Language, whether it is English or any other, doesn’t remain unchanged for a period of time. It is constantly changing throughout its history. The history of English embraces over 15 centuries and is traditionally divided into 3 broad periods.

  • Old English (OE): 500 – 1100

  • Middle English (ME): 1100 – 1500

  • New English (NE): 1500 – the present days, which is subdivided into

    • Early New English (ENE): 1500 – 1800

    • Modern English (MnE): 1800 – the present days

The reasons for this division are as much political as linguistic. Thus, OE begins with the Gmc invasion of the 5th c. The end of OE and the beginning of ME is marked by the Norman Conquest (1066). ME ends on the introduction of printing (1477) and the end of the war between the White and the Red Rose (1485), which led to the establishment of an absolute monarchy on the British Isles.

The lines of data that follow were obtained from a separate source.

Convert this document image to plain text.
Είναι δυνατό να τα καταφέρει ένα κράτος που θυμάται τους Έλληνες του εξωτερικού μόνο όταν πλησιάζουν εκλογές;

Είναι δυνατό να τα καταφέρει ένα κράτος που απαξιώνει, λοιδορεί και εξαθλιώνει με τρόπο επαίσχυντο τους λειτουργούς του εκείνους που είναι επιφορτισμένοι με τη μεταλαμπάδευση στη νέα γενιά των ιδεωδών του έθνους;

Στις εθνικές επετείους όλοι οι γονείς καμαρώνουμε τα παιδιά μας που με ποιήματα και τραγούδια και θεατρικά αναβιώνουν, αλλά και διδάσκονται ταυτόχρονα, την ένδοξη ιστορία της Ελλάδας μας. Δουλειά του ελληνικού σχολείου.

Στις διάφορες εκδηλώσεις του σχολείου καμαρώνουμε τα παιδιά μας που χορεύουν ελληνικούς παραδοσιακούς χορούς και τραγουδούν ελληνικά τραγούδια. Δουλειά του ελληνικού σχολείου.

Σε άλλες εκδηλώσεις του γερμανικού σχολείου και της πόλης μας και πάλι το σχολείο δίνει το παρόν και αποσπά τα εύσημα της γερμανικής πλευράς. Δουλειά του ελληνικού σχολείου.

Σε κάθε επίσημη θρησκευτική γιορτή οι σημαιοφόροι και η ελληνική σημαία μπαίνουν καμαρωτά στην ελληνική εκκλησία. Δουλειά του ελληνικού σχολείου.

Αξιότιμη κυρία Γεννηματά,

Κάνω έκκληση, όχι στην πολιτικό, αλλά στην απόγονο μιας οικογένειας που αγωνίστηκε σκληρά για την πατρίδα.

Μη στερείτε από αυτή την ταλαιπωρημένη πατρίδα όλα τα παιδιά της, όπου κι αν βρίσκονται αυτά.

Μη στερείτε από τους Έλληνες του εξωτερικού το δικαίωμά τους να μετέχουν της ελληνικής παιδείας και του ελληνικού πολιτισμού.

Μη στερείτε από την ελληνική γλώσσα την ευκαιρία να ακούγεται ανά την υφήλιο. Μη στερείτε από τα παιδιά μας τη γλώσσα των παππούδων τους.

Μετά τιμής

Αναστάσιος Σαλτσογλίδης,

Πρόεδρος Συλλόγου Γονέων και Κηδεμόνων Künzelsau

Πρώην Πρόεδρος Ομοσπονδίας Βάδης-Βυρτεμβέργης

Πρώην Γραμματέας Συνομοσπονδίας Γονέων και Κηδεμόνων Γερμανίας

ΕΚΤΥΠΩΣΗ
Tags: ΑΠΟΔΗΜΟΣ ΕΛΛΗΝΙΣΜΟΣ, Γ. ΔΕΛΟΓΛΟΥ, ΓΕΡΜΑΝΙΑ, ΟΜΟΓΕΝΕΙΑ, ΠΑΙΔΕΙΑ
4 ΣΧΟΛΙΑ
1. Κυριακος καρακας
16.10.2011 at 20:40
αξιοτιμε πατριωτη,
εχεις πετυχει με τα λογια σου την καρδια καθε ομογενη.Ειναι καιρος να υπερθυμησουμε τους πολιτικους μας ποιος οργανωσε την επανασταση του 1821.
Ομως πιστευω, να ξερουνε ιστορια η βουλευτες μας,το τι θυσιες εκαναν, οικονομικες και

The linguistic reasons for thinking of historical periods in the language are complex. Various features in the language undergo changes at different times and at different rates. For instance, while changes in grammar, syntax, vocabulary, and word-meaning can be complicated enough, they are less puzzling than changes in pronunciation. Moreover, sound changes happen slowly over a period of time and they are less obvious than grammar or vocabulary changes. Besides, it is difficult to date the changes so specifically that we cannot use them to provide precise dates for the end of one period and the beginning of another. (For instance, the levelling of inflections has been dated anywhere between approximately 900 and 1200, but it all depends on what data are used and which texts are selected to provide evidence.) It is also difficult to choose a more significant feature of the language for the characteristic of this or that period. (Is the loss of inflection or the Great Vowel Shift more prominent to mark the change-over from ME to NE?)

So, we’ll follow the traditional chronological division to describe the changes the English language underwent in its history. Moreover, striking historical events often trigger quite radical changes in a linguistic system.

2. The Old English period

2.1. The origins of English. Oe dialects.

The history of English begins in the 5th c. AD with the invasion of the British Isles by four Gmc tribes of the Angles, the Saxons, the Jutes and the Frisians. After the Germanic peoples settled in Britain, their languages were cut off from the related ones on the continent and began to develop in their own way. As a consequence, between the time of the migration and the appearance of the earliest written records in the first years of the 8th c. the four West Germanic languages transformed into a single language known as Old English.

Among the four tribes the Angles eventually took the remainder of England. The word Enhle 'the Angles' came to be applied to all Gmc settlers in Britain as well as the related adjective Enhlisc was similarly applied to all these peoples and their languages, not just to the Angles.

O ver time OE developed into four major dialects mainly named after the names of kingdoms on the territory of which the given dialect was spoken.

The area originally occupied by the Angles gave rise to two main dialects:

  • Northumbrian was spoken north of the river Humber to the river Forth. A period of Northumbrian political power in the late 7th c. made the north a cultural centre and witnessed the flourishment of the dialect;

  • Mercian, another Anglian dialect, was spoken in the Midlands, roughly between the River Thames and the River Humber. The chief period of Mercian flourishment was the early 8th c.;

  • K entish, derived from the tribal tongues of the Jutes and the Frisian, was spoken in Kent, Surrey and on the Isle of Wight;

  • West Saxon (Wessex) was spoken in the southwest, south of the Thames except Wales and Cornwall, which was settled by the Saxons. It is in the Wessex dialect that most OE literature is written, for from the time of King Alfred (reigned 871-899) until the Norman Conquest Wessex dominated the rest of Anglo-Saxon England politically and culturally. This resulted in West Saxon's becoming “standard Old English”.

One interesting thing is that Wessex isn’t the direct ancestor of modern standard English, which is mainly derived from the Mercian dialect.